And it will be all whoever may call upon the name of the Lord will be saved, for in the mountain of Zion and in Jerusalem there will be restoring, as says the Lord, and good news being proclaimed, whom the lord has summoned. (Joel 2:32, translation mine)

Ἰδοὺ ἐπὶ τὰ ὄρη οἱ πόδες εὐαγγελιζομένου καὶ ἀπαγγέλλοντος εἰρήνην· ἑόρταζε, Ιουδα, τὰς ἑορτάς σου, ἀπόδος τὰς εὐχάς σου, διότι οὐ μὴ προσθήσωσιν ἔτι τοῦ διελθεῖν διὰ σοῦ εἰς παλαίωσιν Συντετέλεσται, ἐξῆρται. (Nahum 2:1, LXX)

Behold, on the mountains the feet of him who brings good news, who announces peace! Celebrate your feasts, O Judah; pay your vows. For never again will the wicked one pass through you; he is cut off completely. (Nahum 1:15, NASB'95)

ἐπʼ ὄρος ὑψηλὸν ἀνάβηθι, ὁ εὐαγγελιζόμενος Σιων· ὕψωσον τῇ ἰσχύι τὴν φωνήν σου, ὁ εὐαγγελιζόμενος Ιερουσαλημ· ὑψώσατε, μὴ φοβεῖσθε· εἰπὸν ταῖς πόλεσιν Ιουδα Ἰδοὺ ὁ θεὸς ὑμῶν. (Isa 40:9, LXX)

Get yourself up on a high mountain, O Zion, bearer of good news, lift up your voice mightily, O Jerusalem, bearer of good news; lift it up, do not fear. Say to the cities of Judah, “Here is your God!” (Isa 40:9, NASB'95)

ὡς ὥρα ἐπὶ τῶν ὀρέων, ὡς πόδες εὐαγγελιζομένου ἀκοὴν εἰρήνης, ὡς εὐαγγελιζόμενος ἀγαθά, ὅτι ἀκουστὴν ποιήσω τὴν σωτηρίαν σου λέγων Σιων Βασιλεύσει σου ὁ θεός (Isa 52:7, LXX)

How lovely on the mountains are the feet of him who brings good news, who announces peace and brings good news of happiness, who announces salvation, and says to Zion, “Your God reigns!” (Isa 52:7, NASB'95)

ἀγέλαι καμήλων, καὶ καλύψουσίν σε κάμηλοι Μαδιαμ καὶ Γαιφα· πάντες ἐκ Σαβα ἥξουσιν φέροντες χρυσίον καὶ λίβανον οἴσουσιν καὶ τὸ σωτήριον κυρίου εὐαγγελιοῦνται. (Isa 60:6, LXX)

“A multitude of camels will cover you, the young camels of Midian and Ephah; all those from Sheba will come; they will bring gold and frankincense, and will bear good news of the praises of the Lord. (Isa 60:6, NASB'95)

Πνεῦμα κυρίου ἐπʼ ἐμέ, οὗ εἵνεκεν ἔχρισέν με· εὐαγγελίσασθαι πτωχοῖς ἀπέσταλκέν με, ἰάσασθαι τοὺς συντετριμμένους τῇ καρδίᾳ, κηρύξαι αἰχμαλώτοις ἄφεσιν καὶ τυφλοῖς ἀνάβλεψιν, (Isa 61:1, LXX)

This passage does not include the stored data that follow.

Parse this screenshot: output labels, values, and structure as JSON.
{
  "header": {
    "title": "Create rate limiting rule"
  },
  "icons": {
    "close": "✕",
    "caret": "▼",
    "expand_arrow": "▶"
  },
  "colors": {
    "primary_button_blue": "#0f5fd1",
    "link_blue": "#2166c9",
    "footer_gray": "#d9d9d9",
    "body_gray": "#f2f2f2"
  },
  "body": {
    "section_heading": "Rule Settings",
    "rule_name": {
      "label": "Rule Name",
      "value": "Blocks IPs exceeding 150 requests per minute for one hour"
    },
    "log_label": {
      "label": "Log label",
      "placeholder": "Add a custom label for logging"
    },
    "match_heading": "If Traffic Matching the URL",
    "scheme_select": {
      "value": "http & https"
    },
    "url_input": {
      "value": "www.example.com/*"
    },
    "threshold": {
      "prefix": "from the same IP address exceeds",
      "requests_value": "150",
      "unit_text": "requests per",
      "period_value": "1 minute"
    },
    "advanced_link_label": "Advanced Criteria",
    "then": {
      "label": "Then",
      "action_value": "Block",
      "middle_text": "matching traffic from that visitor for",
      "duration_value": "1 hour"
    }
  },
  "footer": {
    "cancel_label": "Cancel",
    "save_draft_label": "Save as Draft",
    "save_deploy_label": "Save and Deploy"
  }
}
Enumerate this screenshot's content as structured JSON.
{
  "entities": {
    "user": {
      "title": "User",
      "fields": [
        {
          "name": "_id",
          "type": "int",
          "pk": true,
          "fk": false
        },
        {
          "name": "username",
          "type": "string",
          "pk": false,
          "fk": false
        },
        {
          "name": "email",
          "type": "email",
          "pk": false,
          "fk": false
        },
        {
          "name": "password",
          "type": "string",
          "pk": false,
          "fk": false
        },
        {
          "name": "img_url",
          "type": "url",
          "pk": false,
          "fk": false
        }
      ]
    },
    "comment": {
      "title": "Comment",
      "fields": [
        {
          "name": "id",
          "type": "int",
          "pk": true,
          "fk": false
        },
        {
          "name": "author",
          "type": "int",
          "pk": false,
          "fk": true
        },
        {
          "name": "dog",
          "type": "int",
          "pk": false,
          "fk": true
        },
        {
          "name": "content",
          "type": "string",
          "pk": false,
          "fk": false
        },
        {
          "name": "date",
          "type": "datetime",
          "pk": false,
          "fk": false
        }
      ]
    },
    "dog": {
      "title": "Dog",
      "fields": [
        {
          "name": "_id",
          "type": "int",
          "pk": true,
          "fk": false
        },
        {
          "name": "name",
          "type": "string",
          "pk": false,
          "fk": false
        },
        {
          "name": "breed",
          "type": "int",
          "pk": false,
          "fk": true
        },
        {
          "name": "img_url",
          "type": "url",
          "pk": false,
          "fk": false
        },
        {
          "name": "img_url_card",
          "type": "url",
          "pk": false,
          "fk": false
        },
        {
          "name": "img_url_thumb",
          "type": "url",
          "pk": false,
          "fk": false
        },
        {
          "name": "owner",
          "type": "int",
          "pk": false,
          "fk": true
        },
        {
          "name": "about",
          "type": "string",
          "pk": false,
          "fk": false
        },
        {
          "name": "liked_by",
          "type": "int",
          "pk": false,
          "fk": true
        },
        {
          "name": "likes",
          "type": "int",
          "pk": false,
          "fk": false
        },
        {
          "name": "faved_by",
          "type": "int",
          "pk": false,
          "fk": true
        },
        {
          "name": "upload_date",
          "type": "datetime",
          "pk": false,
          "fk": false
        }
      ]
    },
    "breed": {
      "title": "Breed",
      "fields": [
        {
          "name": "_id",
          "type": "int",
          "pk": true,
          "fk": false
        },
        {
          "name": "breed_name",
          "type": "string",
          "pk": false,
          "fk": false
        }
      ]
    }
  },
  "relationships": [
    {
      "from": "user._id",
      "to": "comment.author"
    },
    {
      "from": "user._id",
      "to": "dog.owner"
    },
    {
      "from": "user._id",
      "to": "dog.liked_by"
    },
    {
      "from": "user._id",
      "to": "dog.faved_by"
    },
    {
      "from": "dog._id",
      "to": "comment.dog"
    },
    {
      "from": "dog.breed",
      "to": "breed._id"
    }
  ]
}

The Spirit of the Lord God is upon me, because the Lord has anointed me to bring good news to the afflicted; he has sent me to bind up the brokenhearted, to proclaim liberty to captives and freedom to prisoners; (Isa 61:1, NASB'95)

ἐπικατάρατος ὁ ἄνθρωπος ὁ εὐαγγελισάμενος τῷ πατρί μου λέγων Ἐτέχθη σοι ἄρσεν, εὐφραινόμενος (Jer 20:15, LXX)

Cursed be the man who brought the news to my father, saying, “A baby boy has been born to you!” and made him very happy. (Jer 20:15, NASB'95)

Here are the dictionary entries in the LSJ, which is a secular classical Greek lexicon:
Here are some lists from the digitized classics library of Tufts University in Boston, showing a variety of both Christian and secular uses of the words:
So, when you read the scriptures, just mentally re-translate the word "gospel" as "good message" or "good news" and, also, you can drop the indefinite article, "a," because there are no indefinite articles in the Greek language, on top of that.

Let's try those references at the beginning of this article again, and I'll also translate more literally, at the expense of proper English form:

Mat 24:14 "And this, the good news of the kingdom, shall be heralded in the whole world for witness to all the nations, and then shall the completion arrive."

1 Cor 15:1 Now I make known to you, brethren, the good message that I good-message to you..."
[Yes, it's actually in there twice as a separate noun and verb -- not proper English, but the ancient Greek writers didn't write in proper English, right?]

Gal 1:6 I am marveling that you are being transferred quickly from the one calling you in [the] grace of Christ into different good news, 7 that is not another, except some are being the ones disturbing you and willing to distort the good message of the Christ. 8 But also if-supposing we or [a] messenger out of heaven should be good-messaging you beside which we good-message you, let be banned! 9 As we have declared before and now again I am saying, if any is good-messaging you beside which you receive, let be banned!

Rev 14:6 And I perceived another messenger flying in mid-heaven, having eternal good news to good-message the ones dwelling upon the land and every nation and tribe and tongue and people, 7 saying in a loud voice, fear the God and give to him glory, that the hour of his judgment comes, and worship the one making the heaven and the land and the sea and springs of water.
So, you see, once you take the Christian-ese jargon out and replace it with generic words, the scriptures are deprived of their traditional, religious stigma, and the word takes on a more general meaning.

Now let's be clear: Jesus' substitutionary payment for our sins and his death, burial, and resurrection are at the core of what we proclaim as Christians, the most profound, redemptive, and empowering revelation ever articulated to us in human history. And it should be at the core of what believing Christians proclaim to the world. And if you neglect that, then evidently you just don't care that the masses are on a highway to hell, perishing for lack of knowledge and understanding of that good news. What I am saying is that the New Testament talks about lots of things that are "good news." Furthermore, Jesus didn't tell us to "make converts," let alone take people through a process of recitational regeneration by praying The Sinner's Prayer, so they can "get saved." He told us to make disciples. That is an endeavor that takes more than 15 minutes, or more than 5 seconds, in the case of passing someone a "gospel tract," and is a lifelong process of growth in not merely understanding how to get right with God and into heaven, but to transform their lives to one effectually worthy of Jesus' Lordship and calling, to all who would dare to believe and commit themselves in faith to Jesus.